Les lèvres minces du capitaine esquissèrent un vague sourire mais il ne fit aucun commentaire. Après lui, Olivier et Imbert traversèrent la cour jusqu'aux marches donnant accès à la tour. Avant d'y pénétrer cependant, Pareilles s'arrêta.

- Ne gardez pas trop d'espoir ! Notre sire Philippe est d'humeur fort morose ce jour d'hui. Vous risquez de payer cher votre audace.

- Je n'ai à perdre que ma vie. C'est de peu d'importance à condition que cet individu y laisse aussi la sienne !

Tandis qu'ils attendaient à l'écart de la porte, des serviteurs montaient avec des coffres ou redescendaient les mains vides. Olivier employa cette attente à prier. Il savait qu'il allait jouer là un coup hardi dont il avait peu de chances de sortir vivant, mais ce n'était pas pour lui-même qu'il allait affronter le redoutable Philippe, c'était pour que vivent tranquilles, dans une maison qui leur revenait de droit, des femmes courageuses qu'il respectait et, surtout, cette jeune fille si belle à qui Imbert faisait courir un péril pire que la mort. A la pensée de ce corps ravissant livré à… Il eut un sursaut, s'efforça de reprendre une prière qui venait de dévier d'une manière si singulière, se sentit envahi de honte et se hâta à l'aide d'un Ave Maria d'appeler à son secours la Mère de toutes les vierges.

Le remède n'eut pas le temps d'agir. Pareilles revenait :

- Venez ! dit-il.
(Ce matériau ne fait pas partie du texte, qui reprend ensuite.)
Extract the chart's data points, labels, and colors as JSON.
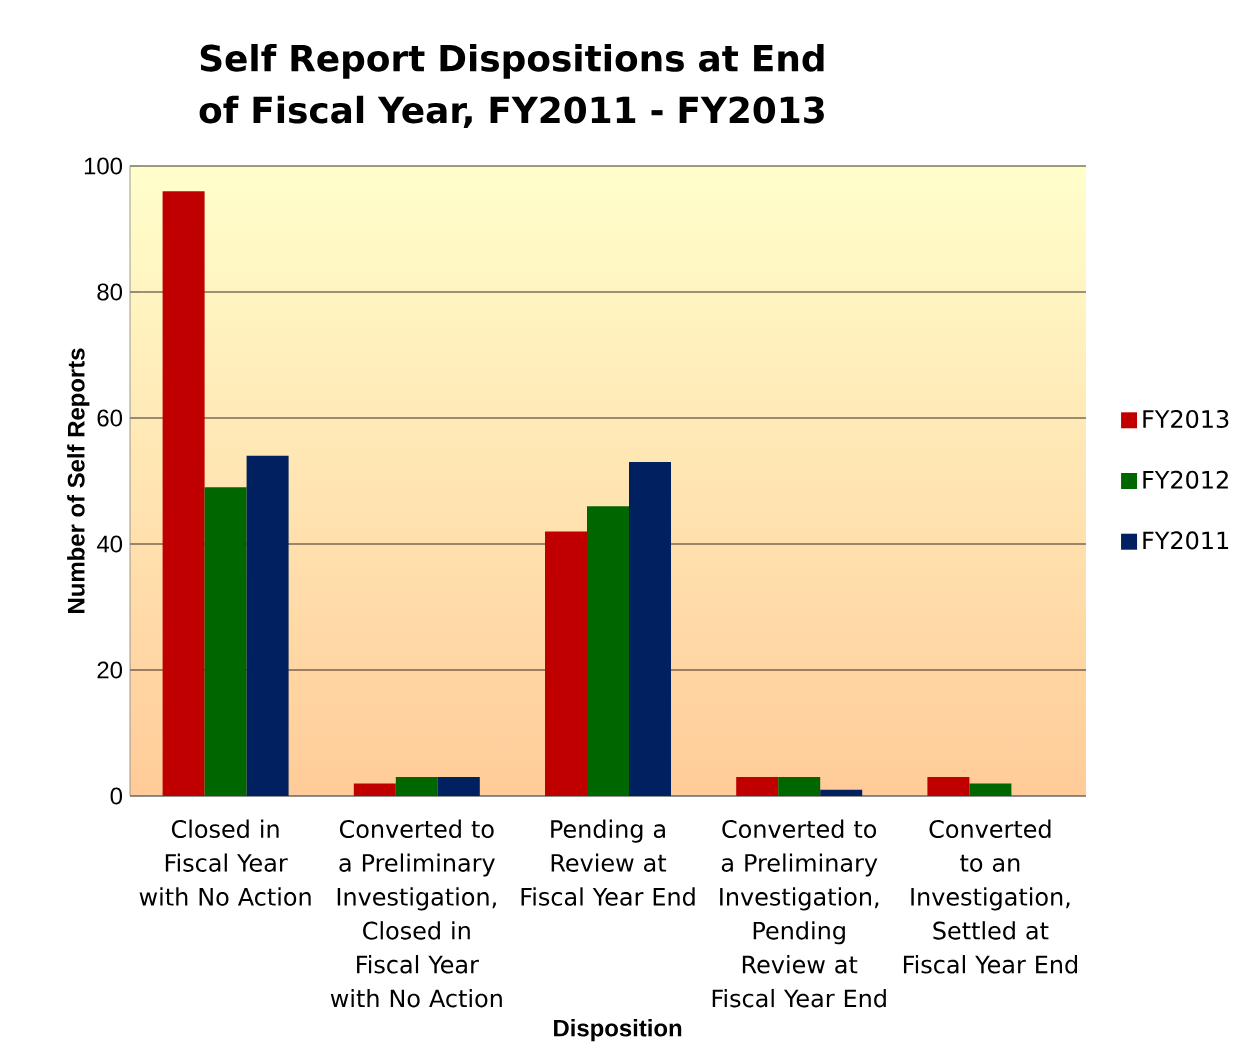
{
  "chart_data": {
    "type": "bar",
    "title": "Self Report Dispositions at End of Fiscal Year, FY2011 - FY2013",
    "xlabel": "Disposition",
    "ylabel": "Number of Self Reports",
    "categories": [
      "Closed in Fiscal Year with No Action",
      "Converted to a Preliminary Investigation, Closed in Fiscal Year with No Action",
      "Pending a Review at Fiscal Year End",
      "Converted to a Preliminary Investigation, Pending Review at Fiscal Year End",
      "Converted to an Investigation, Settled at Fiscal Year End"
    ],
    "series": [
      {
        "name": "FY2013",
        "color": "#c00000",
        "values": [
          96,
          2,
          42,
          3,
          3
        ]
      },
      {
        "name": "FY2012",
        "color": "#006600",
        "values": [
          49,
          3,
          46,
          3,
          2
        ]
      },
      {
        "name": "FY2011",
        "color": "#002060",
        "values": [
          54,
          3,
          53,
          1,
          0
        ]
      }
    ],
    "ylim": [
      0,
      100
    ],
    "yticks": [
      0,
      20,
      40,
      60,
      80,
      100
    ],
    "grid": "y",
    "legend": "right"
  }
}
Donnez-moi d'abord votre couteau… et votre prisonnier. Je m'en charge ! Quant à toi, ajouta-t-il à l'intention du mercier, je vais ôter ton bâillon, mais je te conseille de te tenir coi. Sinon je t'assomme ! Compris ?

Roulant des yeux effarés, Imbert hocha péniblement la tête et ne sonna pas mot, à peu près étranglé par la peur, en maudissant la fichue idée qu'il avait eue de se précipiter à Passiacum pour s'emparer sans plus tarder du bien de la défunte Bertrade ! Il aurait pu attendre et faire entériner par notaire, comme il convenait, ses nouveaux droits ; mais il y avait eu cette fille qui lui avait mis l'envie au ventre et, à présent, il allait devoir s'expliquer devant un souverain qui possédai! le don de mettre n'importe qui mal à l’aise. A la seule exception, peut-être, de ses frères.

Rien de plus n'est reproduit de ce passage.